As for what *good* it does to hate, that's an easy one. It does no good at all. Ever. Paint and clip and dress and modify your body all you want. Just don't hate it. And please, don't hate other people. Don't even hate your enemies. Just do what you can to go your own way, and let them go theirs.
Jesus is said to have said, "Do unto others as you would have them do unto you." Well, I would add to that, "Do unto yourself as you would have you do unto others." In other words, don't roll out the red carpet for everyone else and treat yourself like crap because you figure, "Hey, self-sacrifice is good thing, right?" I know some people think it is, but me, I think it's nasty business. Love all people, and treat all people fairly, and that includes yourself.
See? We're on the same page after all. :)
Nothing wrong with nudity. I frequently had to pull my breast out of my top to nurse the baby.now overtly being sexual and fondling your body.parts in public, imo is inappropriate and not something I want to see and certainly not my children.
How are we or any one to decide what is sexual?~
Some people would say the mere act of you breastfeeding is sexual because you "must" feel pleasure from it.~
You see how our own perceptions of some thing regardless of how it actually is can twist our own view of some thing?~ Especially when we just assume things without even bothering to ask how it is really is.~
Are we, then, opening the can of worms of whether sex in public is okay?
Re: public nudity ... some people say it's enough to practice nudity at home or in designated areas (e.g. nude beaches or whatever). I don't know whether to legalize nudity for *all* locations. Right now it would probably be too soon. Most people aren't ready for it.
Re: breastfeeding in public ... fine by me (as contraversial as it obviously is). Is it sexual? Don't know. Not a woman. Not an expert on these things. I guess even if it is sexual, I still think most people are, well, *ready enough* to start getting used to it.
Most questions about sex, or questions with arguably sexual connotations, strike me as a little messy, and since they can't all be left unanswered, sometimes you have to piece together a messy answer to make a truce with the messy question.
Consent, for example, is a complicated subject in my mind. Notice how countries all over the world (and even different states in the United States) have the age of consent set, well, all over the place, frankly. And is it safe to assume that an adult can give informed consent? I don't know; what about "polygamous" cults that use brainwashing to get their members to consent to it? or what about anyone who was sexually abused as a child; doesn't that impair their ability to give reliable consent? Heck, some people argue that DADT arrangements don't count as "real" consent.

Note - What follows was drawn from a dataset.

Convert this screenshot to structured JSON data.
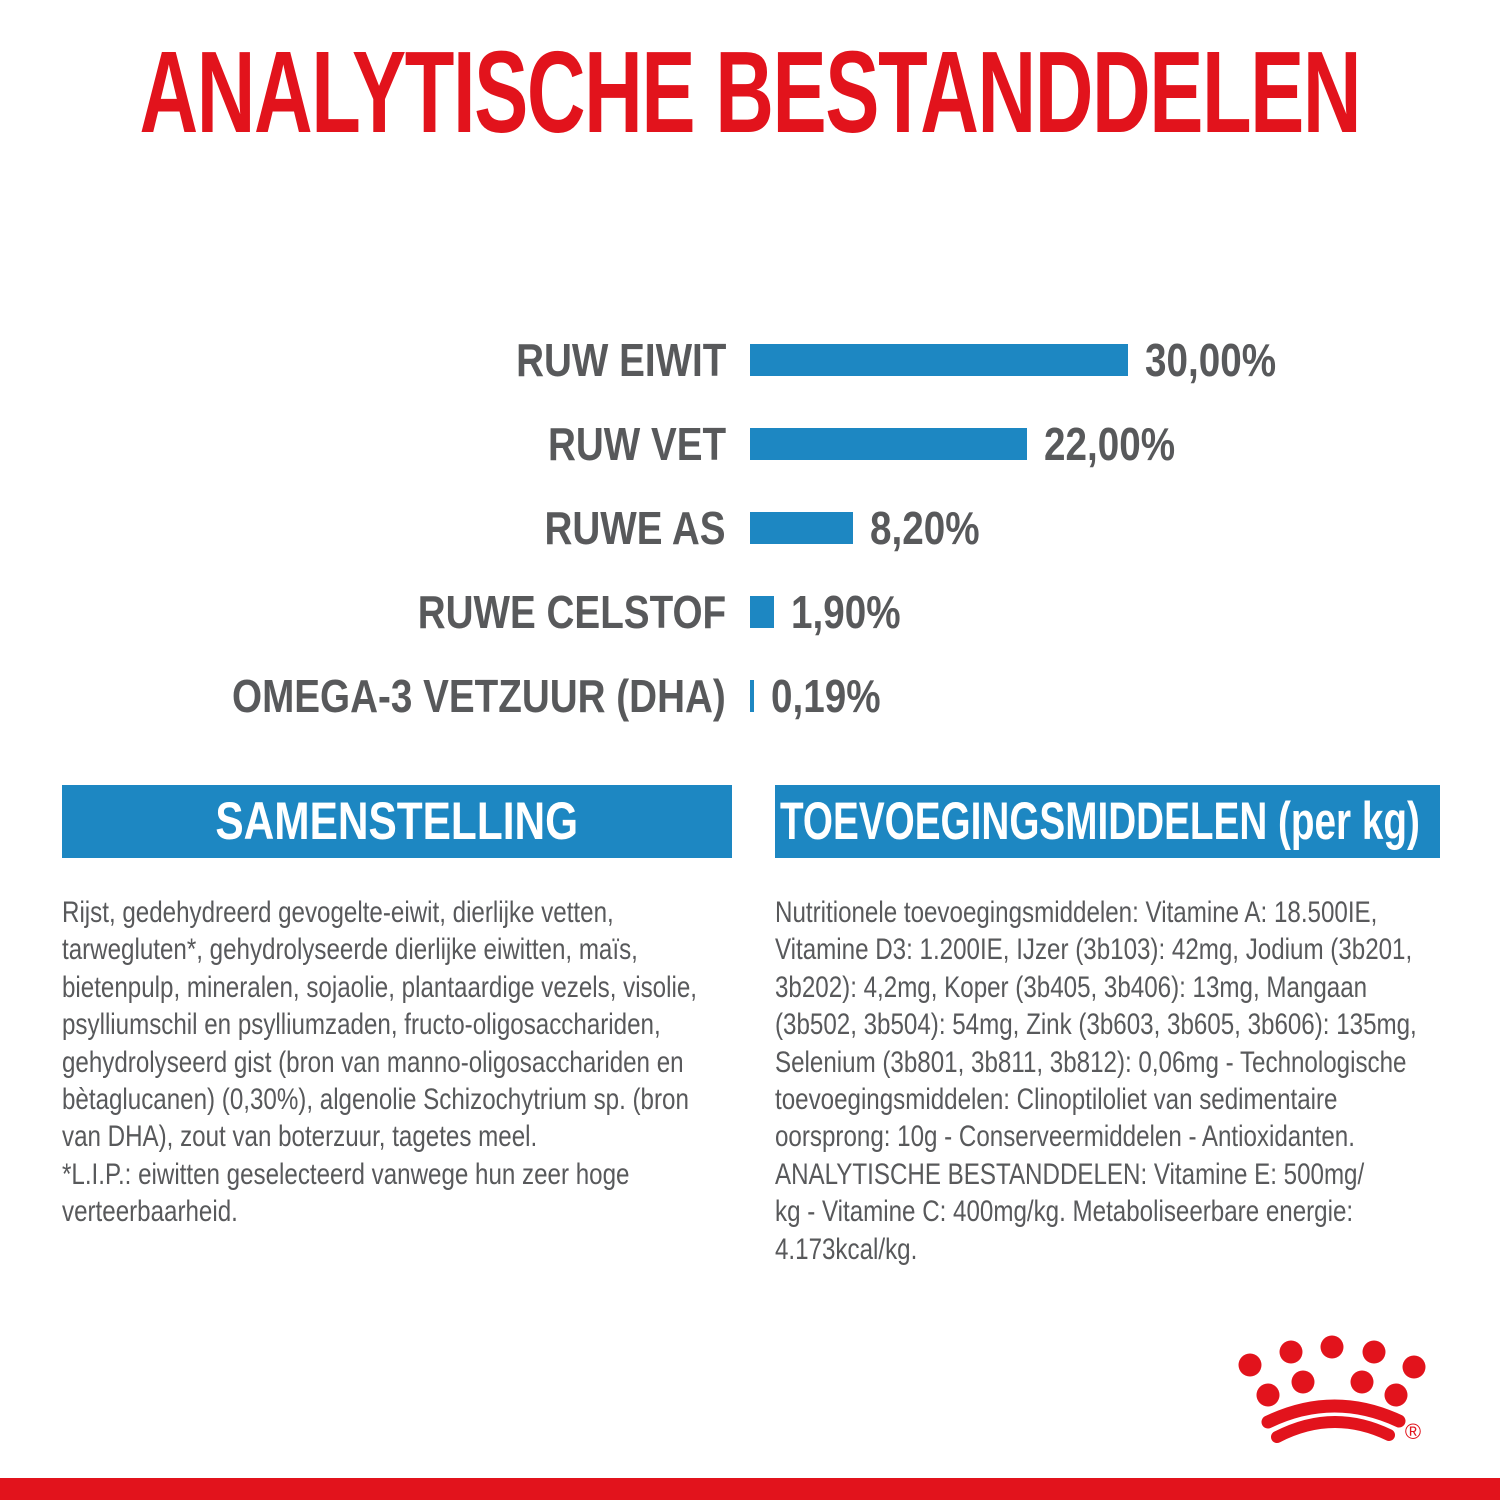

Can we argue that kissing (especially on the lips) is sexual? hand-holding? putting one's hand on another person's butt? Lots of room for disagreement about where to draw the line from what I can tell.
At this time -- in this generation -- my opinion is that lots of folks are so unready to see (out-and-out) sex in public (let alone share the sight with their kids) that it isn't fair to impose it upon them. Which means that we'll be dealing with some messy questions for quite awhile.
Will it ever be "okay" to expose kids (of what age?) to the sight of out-and-out sex anywhere? Uh, I don't even want to touch that question.
I sense a big ol' contraversy brewing. Crap.